Monday and Tuesday I rode 30 miles each day on the fixed gear in the rain. Monday it was just above freezing. Tuesday it was just below 40, except when I rode up high enough to go into the inversion, where it was a steamy 50-something, and raining much harder.
Monday I got a flat tire at 15 miles. There was a paved driveway close by, so I didn't have to hunker in the slush to change the tube out of the way of what cars might pass.
Both rides were good. I got a muscle spasm in my back while I was changing Monday's flat, but Tuesday's ride loosened it up. In certain cases, if you just throw yourself at the pain it will give way before you do. The trick is knowing when. Experiment on yourself. Either you'll discover self-healing or cripple yourself.
Early winter days have no middle. The sun crawls reluctantly above the eastern horizon and immediately ducks toward the side door over to the west. It's far too busy in the other hemisphere to have time to climb anywhere near a decent noon height in this one. You have to run right out and grab whatever you can, in whatever weather you get.
Thursday I was able to take a dawn patrol. Wednesday's heavy rain had ended with a freeze, but the black ice didn't seem too bad. I felt my way onto it with the fixed gear again.

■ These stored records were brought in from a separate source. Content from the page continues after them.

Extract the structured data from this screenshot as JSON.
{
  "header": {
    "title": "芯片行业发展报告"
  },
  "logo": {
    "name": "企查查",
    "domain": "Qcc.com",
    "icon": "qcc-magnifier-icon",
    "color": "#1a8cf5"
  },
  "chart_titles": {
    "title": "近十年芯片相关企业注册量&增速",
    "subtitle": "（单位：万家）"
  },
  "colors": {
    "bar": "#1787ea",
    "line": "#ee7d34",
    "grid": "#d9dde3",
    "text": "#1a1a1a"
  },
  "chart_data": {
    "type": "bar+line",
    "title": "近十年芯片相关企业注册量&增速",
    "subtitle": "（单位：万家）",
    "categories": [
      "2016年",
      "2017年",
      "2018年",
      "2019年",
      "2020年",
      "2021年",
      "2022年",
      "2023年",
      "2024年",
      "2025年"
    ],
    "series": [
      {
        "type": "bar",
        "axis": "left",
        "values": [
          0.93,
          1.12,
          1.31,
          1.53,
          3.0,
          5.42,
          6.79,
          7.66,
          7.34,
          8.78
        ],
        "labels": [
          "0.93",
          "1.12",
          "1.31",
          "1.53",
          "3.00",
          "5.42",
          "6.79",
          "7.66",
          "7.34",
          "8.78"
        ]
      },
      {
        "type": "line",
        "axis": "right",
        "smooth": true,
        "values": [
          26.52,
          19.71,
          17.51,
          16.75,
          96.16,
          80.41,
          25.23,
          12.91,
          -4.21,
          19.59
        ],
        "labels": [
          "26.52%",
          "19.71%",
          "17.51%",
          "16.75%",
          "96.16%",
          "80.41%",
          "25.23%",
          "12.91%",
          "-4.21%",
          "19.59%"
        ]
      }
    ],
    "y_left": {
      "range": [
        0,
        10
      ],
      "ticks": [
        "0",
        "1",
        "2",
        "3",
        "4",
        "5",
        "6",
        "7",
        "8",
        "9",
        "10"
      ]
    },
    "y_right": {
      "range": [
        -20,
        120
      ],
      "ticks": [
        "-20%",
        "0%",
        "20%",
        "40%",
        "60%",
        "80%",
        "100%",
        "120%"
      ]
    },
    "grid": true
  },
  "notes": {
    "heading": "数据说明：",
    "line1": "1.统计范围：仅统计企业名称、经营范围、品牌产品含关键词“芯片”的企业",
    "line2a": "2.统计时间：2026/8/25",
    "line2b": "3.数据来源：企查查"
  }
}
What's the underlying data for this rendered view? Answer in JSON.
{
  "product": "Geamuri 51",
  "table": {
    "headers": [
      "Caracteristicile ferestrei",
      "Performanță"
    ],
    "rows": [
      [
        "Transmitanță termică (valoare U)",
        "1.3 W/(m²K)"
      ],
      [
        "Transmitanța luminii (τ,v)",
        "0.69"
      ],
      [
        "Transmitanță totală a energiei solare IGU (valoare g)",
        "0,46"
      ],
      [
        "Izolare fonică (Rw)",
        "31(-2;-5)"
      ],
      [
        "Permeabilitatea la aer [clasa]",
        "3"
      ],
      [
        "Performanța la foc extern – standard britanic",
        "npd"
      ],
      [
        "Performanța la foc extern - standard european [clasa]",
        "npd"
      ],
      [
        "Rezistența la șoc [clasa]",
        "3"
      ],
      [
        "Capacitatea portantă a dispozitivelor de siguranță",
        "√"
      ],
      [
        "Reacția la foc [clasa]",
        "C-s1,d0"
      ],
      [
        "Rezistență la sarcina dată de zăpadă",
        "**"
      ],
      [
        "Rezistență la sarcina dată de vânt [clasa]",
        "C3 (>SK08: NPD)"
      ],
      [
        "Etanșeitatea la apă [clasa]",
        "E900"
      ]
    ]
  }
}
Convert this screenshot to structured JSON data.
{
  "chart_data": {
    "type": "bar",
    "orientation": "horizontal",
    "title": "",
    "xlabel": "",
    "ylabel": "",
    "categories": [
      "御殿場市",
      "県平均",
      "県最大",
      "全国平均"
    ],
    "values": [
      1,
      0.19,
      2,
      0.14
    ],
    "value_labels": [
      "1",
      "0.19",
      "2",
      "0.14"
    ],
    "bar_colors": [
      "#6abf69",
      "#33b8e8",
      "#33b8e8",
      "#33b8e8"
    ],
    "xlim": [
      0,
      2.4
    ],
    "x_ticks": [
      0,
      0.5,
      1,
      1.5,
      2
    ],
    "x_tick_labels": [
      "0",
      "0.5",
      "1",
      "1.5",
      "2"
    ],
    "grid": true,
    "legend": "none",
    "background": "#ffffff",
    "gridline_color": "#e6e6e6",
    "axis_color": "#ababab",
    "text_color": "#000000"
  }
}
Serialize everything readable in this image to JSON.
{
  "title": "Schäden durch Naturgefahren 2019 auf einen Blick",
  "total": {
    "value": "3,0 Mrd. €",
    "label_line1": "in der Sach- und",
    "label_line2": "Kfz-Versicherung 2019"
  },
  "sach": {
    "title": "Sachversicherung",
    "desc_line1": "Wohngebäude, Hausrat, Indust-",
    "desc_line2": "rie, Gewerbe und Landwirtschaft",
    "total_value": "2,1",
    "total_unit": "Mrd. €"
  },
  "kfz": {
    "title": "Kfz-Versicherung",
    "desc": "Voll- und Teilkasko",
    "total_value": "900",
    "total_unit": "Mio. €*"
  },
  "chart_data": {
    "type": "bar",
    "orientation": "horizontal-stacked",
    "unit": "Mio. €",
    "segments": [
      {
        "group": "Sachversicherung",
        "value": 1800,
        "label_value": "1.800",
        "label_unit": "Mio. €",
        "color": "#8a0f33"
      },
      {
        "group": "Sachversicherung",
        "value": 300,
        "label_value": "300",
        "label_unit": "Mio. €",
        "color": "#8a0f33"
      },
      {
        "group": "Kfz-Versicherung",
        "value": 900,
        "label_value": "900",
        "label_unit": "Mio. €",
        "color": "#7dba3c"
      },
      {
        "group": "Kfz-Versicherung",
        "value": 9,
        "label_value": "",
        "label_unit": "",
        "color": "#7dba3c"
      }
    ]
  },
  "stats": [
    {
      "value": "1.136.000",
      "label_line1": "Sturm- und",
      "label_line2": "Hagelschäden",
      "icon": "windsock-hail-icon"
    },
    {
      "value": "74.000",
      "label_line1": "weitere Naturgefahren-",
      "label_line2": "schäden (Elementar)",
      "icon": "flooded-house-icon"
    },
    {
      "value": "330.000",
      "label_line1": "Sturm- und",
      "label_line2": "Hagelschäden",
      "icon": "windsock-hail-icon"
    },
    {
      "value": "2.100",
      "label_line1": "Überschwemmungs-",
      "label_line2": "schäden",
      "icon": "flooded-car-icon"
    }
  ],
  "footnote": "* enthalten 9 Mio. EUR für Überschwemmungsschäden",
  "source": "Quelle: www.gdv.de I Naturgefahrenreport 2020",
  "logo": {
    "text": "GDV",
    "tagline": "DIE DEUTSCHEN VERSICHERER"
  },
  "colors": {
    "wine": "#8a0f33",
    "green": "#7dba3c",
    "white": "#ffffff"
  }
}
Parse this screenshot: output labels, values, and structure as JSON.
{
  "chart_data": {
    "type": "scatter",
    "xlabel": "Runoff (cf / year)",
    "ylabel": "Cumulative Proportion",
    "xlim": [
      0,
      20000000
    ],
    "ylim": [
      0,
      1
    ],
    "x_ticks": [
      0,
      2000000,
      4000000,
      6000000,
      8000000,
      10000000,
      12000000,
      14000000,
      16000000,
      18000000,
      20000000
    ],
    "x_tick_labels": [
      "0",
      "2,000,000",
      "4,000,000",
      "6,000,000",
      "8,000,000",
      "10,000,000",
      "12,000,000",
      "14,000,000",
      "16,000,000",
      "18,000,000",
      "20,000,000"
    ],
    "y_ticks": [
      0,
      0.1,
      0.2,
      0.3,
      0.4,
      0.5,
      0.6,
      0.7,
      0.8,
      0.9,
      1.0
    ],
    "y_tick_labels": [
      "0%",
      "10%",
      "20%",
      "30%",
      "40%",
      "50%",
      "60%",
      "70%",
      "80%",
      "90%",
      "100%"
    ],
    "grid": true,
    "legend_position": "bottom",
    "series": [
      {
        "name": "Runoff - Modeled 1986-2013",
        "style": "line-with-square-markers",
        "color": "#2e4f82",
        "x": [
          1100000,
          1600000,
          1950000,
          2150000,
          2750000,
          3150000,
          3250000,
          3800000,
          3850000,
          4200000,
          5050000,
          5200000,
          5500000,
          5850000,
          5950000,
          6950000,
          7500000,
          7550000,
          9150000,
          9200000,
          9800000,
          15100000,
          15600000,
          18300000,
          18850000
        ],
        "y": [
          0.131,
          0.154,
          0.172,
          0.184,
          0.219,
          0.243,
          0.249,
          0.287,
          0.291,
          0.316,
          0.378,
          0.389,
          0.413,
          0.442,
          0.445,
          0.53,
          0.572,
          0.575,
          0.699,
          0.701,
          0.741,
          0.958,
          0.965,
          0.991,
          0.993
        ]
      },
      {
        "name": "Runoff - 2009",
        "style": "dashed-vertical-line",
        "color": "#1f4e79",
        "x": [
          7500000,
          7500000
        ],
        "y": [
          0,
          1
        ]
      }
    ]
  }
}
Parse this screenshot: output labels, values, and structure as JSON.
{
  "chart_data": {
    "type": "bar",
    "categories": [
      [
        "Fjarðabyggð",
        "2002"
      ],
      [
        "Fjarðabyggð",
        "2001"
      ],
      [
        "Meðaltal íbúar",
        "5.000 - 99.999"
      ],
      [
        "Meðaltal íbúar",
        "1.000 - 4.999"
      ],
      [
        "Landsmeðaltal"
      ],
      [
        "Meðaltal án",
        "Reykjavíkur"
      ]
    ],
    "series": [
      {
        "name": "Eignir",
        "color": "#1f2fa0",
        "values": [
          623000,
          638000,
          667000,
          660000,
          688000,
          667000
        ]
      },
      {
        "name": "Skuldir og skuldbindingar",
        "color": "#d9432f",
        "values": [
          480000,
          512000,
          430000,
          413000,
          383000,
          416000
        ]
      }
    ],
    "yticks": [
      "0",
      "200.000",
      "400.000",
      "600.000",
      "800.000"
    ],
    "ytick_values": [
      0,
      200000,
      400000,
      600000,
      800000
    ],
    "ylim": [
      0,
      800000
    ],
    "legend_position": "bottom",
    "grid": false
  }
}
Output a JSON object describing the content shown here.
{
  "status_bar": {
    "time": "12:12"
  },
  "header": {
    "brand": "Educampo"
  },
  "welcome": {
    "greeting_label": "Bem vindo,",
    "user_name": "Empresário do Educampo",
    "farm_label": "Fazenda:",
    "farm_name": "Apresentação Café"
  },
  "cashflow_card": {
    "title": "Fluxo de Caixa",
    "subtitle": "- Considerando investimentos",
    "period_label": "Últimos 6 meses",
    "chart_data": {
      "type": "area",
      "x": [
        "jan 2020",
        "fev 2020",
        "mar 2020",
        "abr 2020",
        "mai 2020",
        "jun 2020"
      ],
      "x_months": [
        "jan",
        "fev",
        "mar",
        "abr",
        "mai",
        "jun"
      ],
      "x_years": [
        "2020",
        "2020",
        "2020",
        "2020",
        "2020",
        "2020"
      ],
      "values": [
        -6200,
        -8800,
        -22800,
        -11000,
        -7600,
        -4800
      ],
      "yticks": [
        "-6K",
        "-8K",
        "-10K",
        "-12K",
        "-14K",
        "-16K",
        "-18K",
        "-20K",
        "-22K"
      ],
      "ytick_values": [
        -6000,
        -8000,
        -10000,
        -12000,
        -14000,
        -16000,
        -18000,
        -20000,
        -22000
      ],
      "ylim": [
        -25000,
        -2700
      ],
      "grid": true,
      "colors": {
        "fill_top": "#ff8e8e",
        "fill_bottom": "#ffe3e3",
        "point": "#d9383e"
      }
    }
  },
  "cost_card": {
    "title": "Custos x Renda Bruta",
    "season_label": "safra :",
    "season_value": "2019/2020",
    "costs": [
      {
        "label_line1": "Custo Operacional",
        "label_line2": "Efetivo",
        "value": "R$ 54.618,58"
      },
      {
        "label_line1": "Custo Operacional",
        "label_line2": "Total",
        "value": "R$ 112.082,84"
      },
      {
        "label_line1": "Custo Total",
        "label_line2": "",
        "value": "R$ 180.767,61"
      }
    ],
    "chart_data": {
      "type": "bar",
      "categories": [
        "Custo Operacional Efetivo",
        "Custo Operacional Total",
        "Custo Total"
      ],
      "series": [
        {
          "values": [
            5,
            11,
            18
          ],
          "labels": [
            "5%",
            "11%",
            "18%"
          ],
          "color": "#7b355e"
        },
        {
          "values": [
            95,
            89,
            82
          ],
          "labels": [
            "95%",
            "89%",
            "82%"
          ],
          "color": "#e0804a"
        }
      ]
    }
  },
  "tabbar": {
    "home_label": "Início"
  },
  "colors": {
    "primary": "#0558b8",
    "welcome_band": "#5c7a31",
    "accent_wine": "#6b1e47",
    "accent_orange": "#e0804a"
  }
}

The fixed gear provides the closest thing to security on mildly slippery surfaces, because you control your speed directly through the driving wheel. If the surface is good, you just slow down. If it's slippery, the rear wheel locks up, but you can immediately relax your legs and let it roll again, or control the fishtail by dropping the pedal into the skid. Try not to let the bike cross up too much or you might flip over the high side if you hit grippy pavement while still sliding.
Obviously you don't want to let the bike go too fast when you suspect ice. The fixed gear is your friend there, because you can't coast down hills at foolish speeds. Nothing makes it idiot proof of course. You have to have bad enough judgement to be out there, but good enough judgement to be able to handle it.
The frost seemed to thicken after sunrise. Sections that had not been slippery on the ride out were a little dicey on the return. Only a little dicey, though.
From now on I will have to dodge storms to nab the final 75. I hope for a dawn patrol tomorrow and another 30 on Monday. After that a storm threatens for Tuesday.
I've been stopped as close as 3,945. It isn't in the bag until it's in the bag.